Glass artist Patrick Clark lives in a historic beach cottage that boasts stained glass original to the house, salvaged, and new. Since 1987, Clark has been restoring and re-creating stained-glass works in his high-ceilinged workshop, which has membership in the New York Landmarks Conservancy

Professional Circle. Clark’s studio, in Rockaway Beach, is Sunlites Stained Glass, specializing in custom design and fabrication of art glass, both residential and ecclesiastical. A visionary who has won accolades for his work in this ancient art form, Clark has completed restoration projects for more than 100 religious houses of worship; he has made new stained glass for St. Patrick’s Cathedral.

If he isn’t on site, atop a scaffold, Clark is on any given day in his studio, perhaps restoring an original Tiffany skylight for a rectory, or the windows from a Victorian-era mansion. He also creates new glass art for homeowners, who might ask him to translate their personal-favorite artwork by Chagall or Picasso into windows.

Clark incorporates many different types of glass, in dazzling colors, the work painstakingly assembled with meticulous handcrafting: “I might have six or eight different types in one window.”
When Clark was commissioned to design a memorial at Tribute Park for the 57 Rockaway Beach residents who died in the September 11th attacks, he chose to create a gazebo with a unique curved dome of hand-chipped faceted glass, with a star and engraved name for each of the deceased.

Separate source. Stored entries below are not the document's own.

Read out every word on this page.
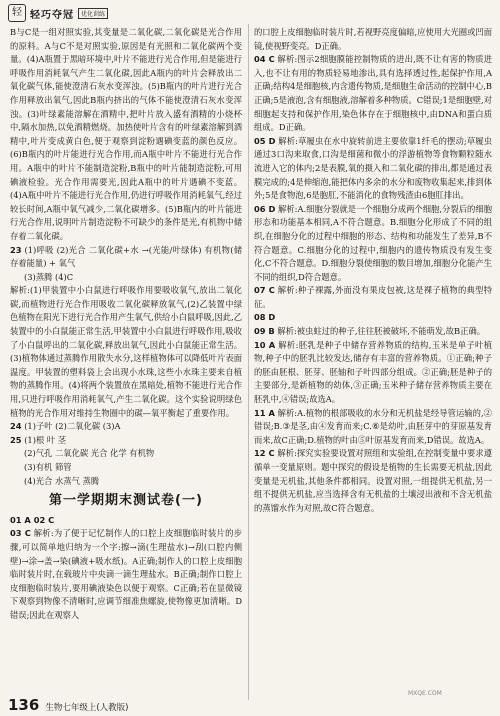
轻 轻巧夺冠	优化训练

B与C是一组对照实验,其变量是二氧化碳,二氧化碳是光合作用的原料。A与C不是对照实验,原因是有光照和二氧化碳两个变量。(4)A瓶置于黑暗环境中,叶片不能进行光合作用,但是能进行呼吸作用消耗氧气产生二氧化碳,因此A瓶内的叶片会释放出二氧化碳气体,能使澄清石灰水变浑浊。(5)B瓶内的叶片进行光合作用释放出氧气,因此B瓶内挤出的气体不能使澄清石灰水变浑浊。(3)叶绿素能溶解在酒精中,把叶片放入盛有酒精的小烧杯中,隔水加热,以免酒精燃烧。加热使叶片含有的叶绿素溶解到酒精中,叶片变成黄白色,便于观察到淀粉遇碘变蓝的颜色反应。(6)B瓶内的叶片能进行光合作用,而A瓶中叶片不能进行光合作用。A瓶中的叶片不能制造淀粉,B瓶中的叶片能制造淀粉,可用碘液检验。光合作用需要光,因此A瓶中的叶片遇碘不变蓝。(4)A瓶中叶片不能进行光合作用,仍进行呼吸作用消耗氧气,经过较长时间,A瓶中氧气减少,二氧化碳增多。(5)B瓶内的叶片能进行光合作用,说明叶片制造淀粉不可缺少的条件是光,有机物中储存着二氧化碳。

23 (1)呼吸 (2)光合 二氧化碳+水 →(光能/叶绿体) 有机物(储存着能量) + 氧气

(3)蒸腾 (4)C

解析:(1)甲装置中小白鼠进行呼吸作用要吸收氧气,放出二氧化碳,而植物进行光合作用吸收二氧化碳释放氧气,(2)乙装置中绿色植物在阳光下进行光合作用产生氧气,供给小白鼠呼吸,因此,乙装置中的小白鼠能正常生活,甲装置中小白鼠进行呼吸作用,吸收了小白鼠呼出的二氧化碳,释放出氧气,因此小白鼠能正常生活。(3)植物体通过蒸腾作用散失水分,这样植物体可以降低叶片表面温度。甲装置的塑料袋上会出现小水珠,这些小水珠主要来自植物的蒸腾作用。(4)将两个装置放在黑暗处,植物不能进行光合作用,只进行呼吸作用消耗氧气,产生二氧化碳。这个实验说明绿色植物的光合作用对维持生物圈中的碳—氧平衡起了重要作用。

24 (1)子叶 (2)二氧化碳 (3)A

25 (1)根 叶 茎

(2)气孔 二氧化碳 光合 化学 有机物

(3)有机 筛管

(4)光合 水蒸气 蒸腾

第一学期期末测试卷(一)

01 A 02 C

03 C 解析:为了便于记忆制作人的口腔上皮细胞临时装片的步骤,可以简单地归纳为一个字:擦→滴(生理盐水)→刮(口腔内侧壁)→涂→盖→染(碘液+吸水纸)。A正确;制作人的口腔上皮细胞临时装片时,在载玻片中央滴一滴生理盐水。B正确;制作口腔上皮细胞临时装片,要用碘液染色以便于观察。C正确;若在显微镜下观察到物像不清晰时,应调节细准焦螺旋,使物像更加清晰。D错误;因此在观察人

的口腔上皮细胞临时装片时,若视野亮度偏暗,应使用大光圈或凹面镜,使视野变亮。D正确。

04 C 解析:图示2细胞膜能控制物质的进出,既不让有害的物质进入,也不让有用的物质轻易地渗出,具有选择透过性,起保护作用,A正确;结构4是细胞核,内含遗传物质,是细胞生命活动的控制中心,B正确;5是液泡,含有细胞液,溶解着多种物质。C错误;1是细胞壁,对细胞起支持和保护作用,染色体存在于细胞核中,由DNA和蛋白质组成。D正确。

05 D 解析:草履虫在水中旋转前进主要依靠1纤毛的摆动;草履虫通过3口沟来取食,口沟是细菌和微小的浮游植物等食物颗粒随水流进入它的体内;2是表膜,氧的摄入和二氧化碳的排出,都是通过表膜完成的;4是伸缩泡,能把体内多余的水分和废物收集起来,排到体外;5是食物泡,6是胞肛,不能消化的食物残渣由6胞肛排出。

06 D 解析:A.细胞分裂就是一个细胞分成两个细胞,分裂后的细胞形态和功能基本相同,A不符合题意。B.细胞分化形成了不同的组织,在细胞分化的过程中细胞的形态、结构和功能发生了差异,B不符合题意。C.细胞分化的过程中,细胞内的遗传物质没有发生变化,C不符合题意。D.细胞分裂使细胞的数目增加,细胞分化能产生不同的组织,D符合题意。

07 C 解析:种子裸露,外面没有果皮包被,这是裸子植物的典型特征。

08 D

09 B 解析:被虫蛀过的种子,往往胚被破坏,不能萌发,故B正确。

10 A 解析:胚乳是种子中储存营养物质的结构,玉米是单子叶植物,种子中的胚乳比较发达,储存有丰富的营养物质。①正确;种子的胚由胚根、胚芽、胚轴和子叶四部分组成。②正确;胚是种子的主要部分,是新植物的幼体,③正确;玉米种子储存营养物质主要在胚乳中,④错误;故选A。

11 A 解析:A.植物的根部吸收的水分和无机盐是经导管运输的,②错误;B.③是茎,由④发育而来;C.⑥是幼叶,由胚芽中的芽原基发育而来,故C正确;D.植物的叶由⑤叶原基发育而来,D错误。故选A。

12 C 解析:探究实验要设置对照组和实验组,在控制变量中要求遵循单一变量原则。题中探究的假设是植物的生长需要无机盐,因此变量是无机盐,其他条件都相同。设置对照,一组提供无机盐,另一组不提供无机盐,应当选择含有无机盐的土壤浸出液和不含无机盐的蒸馏水作为对照,故C符合题意。

136 生物七年级上(人教版)
MXQE.COM
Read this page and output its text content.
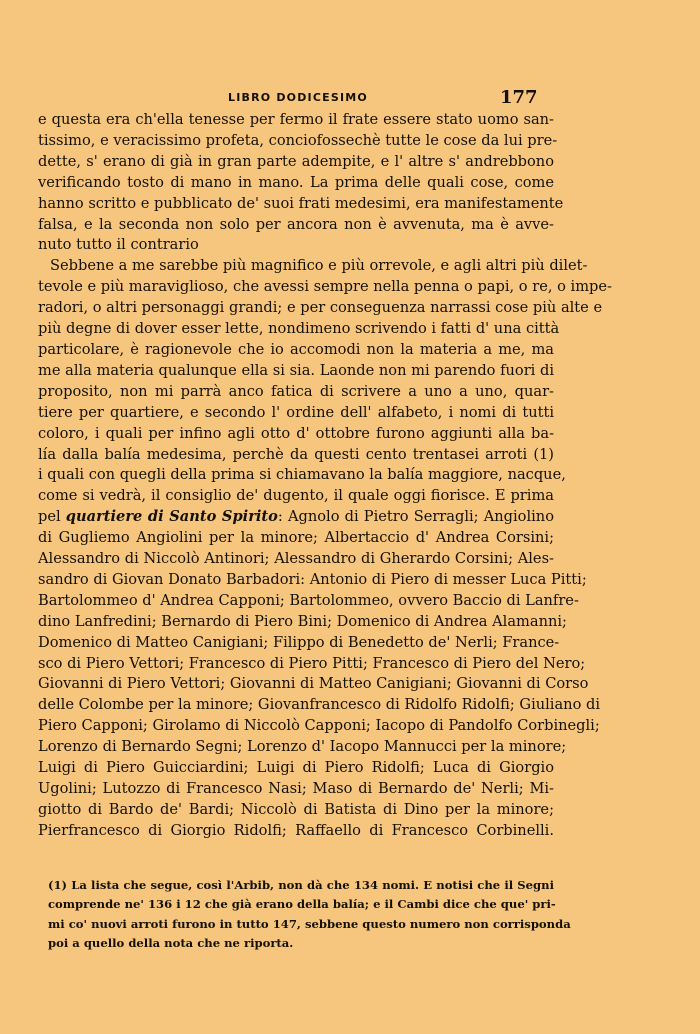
LIBRO DODICESIMO	177
e questa era ch'ella tenesse per fermo il frate essere stato uomo san-
tissimo, e veracissimo profeta, conciofossechè tutte le cose da lui pre-
dette, s' erano di già in gran parte adempite, e l' altre s' andrebbono
verificando tosto di mano in mano. La prima delle quali cose, come
hanno scritto e pubblicato de' suoi frati medesimi, era manifestamente
falsa, e la seconda non solo per ancora non è avvenuta, ma è avve-
nuto tutto il contrario
Sebbene a me sarebbe più magnifico e più orrevole, e agli altri più dilet-
tevole e più maraviglioso, che avessi sempre nella penna o papi, o re, o impe-
radori, o altri personaggi grandi; e per conseguenza narrassi cose più alte e
più degne di dover esser lette, nondimeno scrivendo i fatti d' una città
particolare, è ragionevole che io accomodi non la materia a me, ma
me alla materia qualunque ella si sia. Laonde non mi parendo fuori di
proposito, non mi parrà anco fatica di scrivere a uno a uno, quar-
tiere per quartiere, e secondo l' ordine dell' alfabeto, i nomi di tutti
coloro, i quali per infino agli otto d' ottobre furono aggiunti alla ba-
lía dalla balía medesima, perchè da questi cento trentasei arroti (1)
i quali con quegli della prima si chiamavano la balía maggiore, nacque,
come si vedrà, il consiglio de' dugento, il quale oggi fiorisce. E prima
pel quartiere di Santo Spirito: Agnolo di Pietro Serragli; Angiolino
di Gugliemo Angiolini per la minore; Albertaccio d' Andrea Corsini;
Alessandro di Niccolò Antinori; Alessandro di Gherardo Corsini; Ales-
sandro di Giovan Donato Barbadori: Antonio di Piero di messer Luca Pitti;
Bartolommeo d' Andrea Capponi; Bartolommeo, ovvero Baccio di Lanfre-
dino Lanfredini; Bernardo di Piero Bini; Domenico di Andrea Alamanni;
Domenico di Matteo Canigiani; Filippo di Benedetto de' Nerli; France-
sco di Piero Vettori; Francesco di Piero Pitti; Francesco di Piero del Nero;
Giovanni di Piero Vettori; Giovanni di Matteo Canigiani; Giovanni di Corso
delle Colombe per la minore; Giovanfrancesco di Ridolfo Ridolfi; Giuliano di
Piero Capponi; Girolamo di Niccolò Capponi; Iacopo di Pandolfo Corbinegli;
Lorenzo di Bernardo Segni; Lorenzo d' Iacopo Mannucci per la minore;
Luigi di Piero Guicciardini; Luigi di Piero Ridolfi; Luca di Giorgio
Ugolini; Lutozzo di Francesco Nasi; Maso di Bernardo de' Nerli; Mi-
giotto di Bardo de' Bardi; Niccolò di Batista di Dino per la minore;
Pierfrancesco di Giorgio Ridolfi; Raffaello di Francesco Corbinelli.
(1) La lista che segue, così l'Arbib, non dà che 134 nomi. E notisi che il Segni
comprende ne' 136 i 12 che già erano della balía; e il Cambi dice che que' pri-
mi co' nuovi arroti furono in tutto 147, sebbene questo numero non corrisponda
poi a quello della nota che ne riporta.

Clark uses everything from traditional “antique glass” from Germany, France, and England to bits of sea-polished beach glass he picks up along the shore. Sometimes he adds in shards from his collection of extremely valuable Louis Comfort Tiffany glass. In the early 1900s, L. C. Tiffany’s glass factory was nearby in Corona, Queens, where Tiffany manufactured his patented, iridescent “Favrile” glass. Here artisans including Clara Driscoll designed and
made the famed Tiffany lamps, before the factory shut down, in 1932.